Now I've managed to figure out how to remove people from reading this, I might as well inform you.
I am less than upset by the split between myself and Adam.
Now the obvious pangs of rejection are gone, I'm pretty okay with it.
We're not awkward, I'm realising just how incompatible we actually were.
It's all cool.
I am therefore back on the meat market.
And boy, is it one.
Already vaguely sick of being single but to be fair, I never really considered myself as in a relationship for the last couple of months.
Relationships require affection.
I do not even slightly miss sex.
Which is odd.
I do just miss cuddles.
It would appear that the most upsetting thing I have found about breaking up with the Ex is that I had to delete our Sims family.
We'd got to six spawn.
I'd grown attached.
They are therefore living in that space where you put all the families you haven't built homes for yet.
Perhaps it is time to revisit the Girlfriend Resume.

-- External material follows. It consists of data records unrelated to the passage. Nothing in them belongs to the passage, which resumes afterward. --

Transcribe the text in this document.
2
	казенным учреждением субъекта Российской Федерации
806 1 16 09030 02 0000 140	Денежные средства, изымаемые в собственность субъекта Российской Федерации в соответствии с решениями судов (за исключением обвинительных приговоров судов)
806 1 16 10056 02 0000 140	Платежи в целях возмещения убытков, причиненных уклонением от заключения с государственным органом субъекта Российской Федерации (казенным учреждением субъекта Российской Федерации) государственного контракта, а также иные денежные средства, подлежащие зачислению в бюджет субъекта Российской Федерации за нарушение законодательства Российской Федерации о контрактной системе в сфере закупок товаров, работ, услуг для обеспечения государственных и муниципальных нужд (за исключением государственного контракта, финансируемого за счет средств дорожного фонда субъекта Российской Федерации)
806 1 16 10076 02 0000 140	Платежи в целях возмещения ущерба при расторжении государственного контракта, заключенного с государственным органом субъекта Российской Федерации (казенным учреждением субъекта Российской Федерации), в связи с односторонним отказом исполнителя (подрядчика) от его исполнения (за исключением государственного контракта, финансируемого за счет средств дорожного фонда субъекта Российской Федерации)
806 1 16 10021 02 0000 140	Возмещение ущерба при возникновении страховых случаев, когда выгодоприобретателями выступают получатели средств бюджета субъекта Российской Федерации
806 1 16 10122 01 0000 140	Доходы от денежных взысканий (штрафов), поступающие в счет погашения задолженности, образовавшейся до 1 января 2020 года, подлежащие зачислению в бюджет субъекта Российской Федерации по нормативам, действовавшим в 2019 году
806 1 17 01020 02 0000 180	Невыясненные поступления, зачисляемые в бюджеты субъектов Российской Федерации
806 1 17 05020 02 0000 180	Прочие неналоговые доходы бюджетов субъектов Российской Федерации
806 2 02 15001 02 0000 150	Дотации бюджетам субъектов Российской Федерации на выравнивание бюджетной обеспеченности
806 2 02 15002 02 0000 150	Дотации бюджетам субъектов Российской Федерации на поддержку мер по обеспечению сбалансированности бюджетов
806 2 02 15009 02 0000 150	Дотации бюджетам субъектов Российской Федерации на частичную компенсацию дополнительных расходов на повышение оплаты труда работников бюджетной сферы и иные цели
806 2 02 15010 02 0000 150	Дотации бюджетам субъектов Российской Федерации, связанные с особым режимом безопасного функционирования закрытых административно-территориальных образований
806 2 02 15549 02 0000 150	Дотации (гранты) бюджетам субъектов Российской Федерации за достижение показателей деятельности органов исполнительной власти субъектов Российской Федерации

Christ knows it requires updating.
This is what I have so far: http://maddyandherwitterings.blogspot.com/2011/09/hint-to-crush-ive-got-going.html
Okay, well let's add to it.
- I'm very, very affectionate. I occasionally wonder if I have an extra person's emotions in me. Not in a multiple personality kind of way though.
Yeah okay I'm sort of stuck.
- I can get you invited on good picnics? Subject to approval?
Alright, alright. Stuck now.
Might start making a post a week. Carry a notebook around and write all the time, then compile it into one big epic blogpost, like Sunday Secrets.
I have no material.
I'll go watch another episode of the Joy Of Teen Sex and work up some anger.